Der Drehpunkt f des Coulissenhebels F ist an dem Schleifstücke J
mittels der Schraube H zwischen C und N verstellbar. Die relative Stellung der
Gegengewichtshülse G wird durch den um N drehbaren Winkelhebel und die Zugstange O auf die Drosselklappe oder einen Regulirschieber
übertragen. Das Eigengewicht der Coulisse F ist durch
zwei Traghebel mit Gegengewicht P ausbalancirt, weshalb
der gesammte Mechanismus sich in jeder beliebigen Lage gegen den Einfluß der
Schwerkraft im Gleichgewichte befindet, so daß die Stellung der Spindel S durchaus nebensächlich ist und die Schwankungen des
Schiffskörpers auf die Wirkungsweise keinen Einfluß nehmen können.

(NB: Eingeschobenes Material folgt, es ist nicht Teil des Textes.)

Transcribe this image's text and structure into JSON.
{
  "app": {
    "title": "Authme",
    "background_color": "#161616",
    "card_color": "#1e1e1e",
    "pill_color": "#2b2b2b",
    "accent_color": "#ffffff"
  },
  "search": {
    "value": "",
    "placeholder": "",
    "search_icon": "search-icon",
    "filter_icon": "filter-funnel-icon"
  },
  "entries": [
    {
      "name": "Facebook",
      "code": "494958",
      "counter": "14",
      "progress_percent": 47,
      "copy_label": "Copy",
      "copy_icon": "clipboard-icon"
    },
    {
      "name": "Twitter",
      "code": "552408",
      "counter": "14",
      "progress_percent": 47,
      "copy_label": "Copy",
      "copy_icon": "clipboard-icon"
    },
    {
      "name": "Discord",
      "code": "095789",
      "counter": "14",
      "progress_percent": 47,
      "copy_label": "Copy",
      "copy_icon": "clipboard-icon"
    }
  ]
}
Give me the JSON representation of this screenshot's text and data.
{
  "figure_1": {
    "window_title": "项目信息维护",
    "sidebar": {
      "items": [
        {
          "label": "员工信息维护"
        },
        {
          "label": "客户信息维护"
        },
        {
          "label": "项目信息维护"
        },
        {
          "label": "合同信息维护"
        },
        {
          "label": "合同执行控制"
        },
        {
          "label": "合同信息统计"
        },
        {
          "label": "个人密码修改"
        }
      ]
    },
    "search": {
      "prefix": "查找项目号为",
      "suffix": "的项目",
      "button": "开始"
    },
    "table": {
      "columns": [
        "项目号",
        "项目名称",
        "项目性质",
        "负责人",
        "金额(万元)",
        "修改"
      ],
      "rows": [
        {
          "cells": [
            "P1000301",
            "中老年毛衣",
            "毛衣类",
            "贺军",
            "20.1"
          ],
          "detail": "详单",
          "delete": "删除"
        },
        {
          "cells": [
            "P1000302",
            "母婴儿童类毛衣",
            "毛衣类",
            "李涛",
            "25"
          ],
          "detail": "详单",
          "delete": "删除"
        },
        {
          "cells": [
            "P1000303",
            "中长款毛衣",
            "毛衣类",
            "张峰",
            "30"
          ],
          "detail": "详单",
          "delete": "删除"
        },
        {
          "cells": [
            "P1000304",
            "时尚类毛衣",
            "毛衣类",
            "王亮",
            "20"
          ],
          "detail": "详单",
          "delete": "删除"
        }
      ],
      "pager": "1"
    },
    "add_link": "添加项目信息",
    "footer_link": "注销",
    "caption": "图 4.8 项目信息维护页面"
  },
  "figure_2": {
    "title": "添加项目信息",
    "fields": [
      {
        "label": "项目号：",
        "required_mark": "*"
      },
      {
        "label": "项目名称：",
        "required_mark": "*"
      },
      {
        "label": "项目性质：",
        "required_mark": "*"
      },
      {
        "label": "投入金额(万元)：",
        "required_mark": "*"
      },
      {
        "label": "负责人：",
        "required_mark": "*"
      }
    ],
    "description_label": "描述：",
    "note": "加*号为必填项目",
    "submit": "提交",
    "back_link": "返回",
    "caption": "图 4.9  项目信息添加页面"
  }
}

Wird das Schleifstück J mit dem Drehzapfen f des Coulissenhebels an das Ende C herausgerückt, so wirkt auf den Drehzapfen f
die volle Spannung der Spiralfedern und die Hülse G
erleidet keine Belastung. In Folge dessen entfernen sich die Schwungkugeln A, A' von der Spindel und nehmen die in punktirten
Linien verzeichnete äußerste Stellung ein, wobei der Winkelhebel GNO den Dampfzufluß ganz geöffnet erhält. Man
gebietet nun über die volle Maschinenkraft und kann das Stellzeug oder die
Regulirklappe in dieser Lage für erwartete Manöver festklemmen. Je weiter man den
Drehzapfen f von dem Federhaken C entfernt, um so größer wird das Moment, welches die Spannung der Federn
R, R' auf die Hülse G
überträgt. Letztere erfährt nun eine vermehrte Belastung und es wird die Wirkung
jener gleichen, wie wenn das birnförmige Gegengewicht bei Porter's Regulator
vergrößert wird. Es wird das tachometrische System bei verminderter
Winkelausweichung des Schwungpendels in den dynamischen Gleichgewichtszustand
gelangen und für eine geringere Betriebsintensität bei vermindertem Dampfzufluß die
Drosselklappe reguliren.
Die Spindel S trägt mit dem Drehbolzen c und c' einen kleinen
Luftcylinder L, in welchem luftdicht der Kolben M spielt, der seinerseits mit der Hülse des
Gegengewichtes G fest verbunden ist. Der Kolben sowohl,
als auch der Cylinder nehmen an der drehenden Bewegung der Spindel S theil, und es muß bei einer Verschiebung der Hülse G der Kolben M seine
Stellung im Luftcylinder verändern. Diese Bewegung kann in bekannter Weise
beschleunigt oder durch das Luftkissen gemildert werden, indem man den seitlichen
Canal m, welcher die beiden Räume ober und unter dem
Kolben M verbindet, durch die Schraube n öffnet oder verengt.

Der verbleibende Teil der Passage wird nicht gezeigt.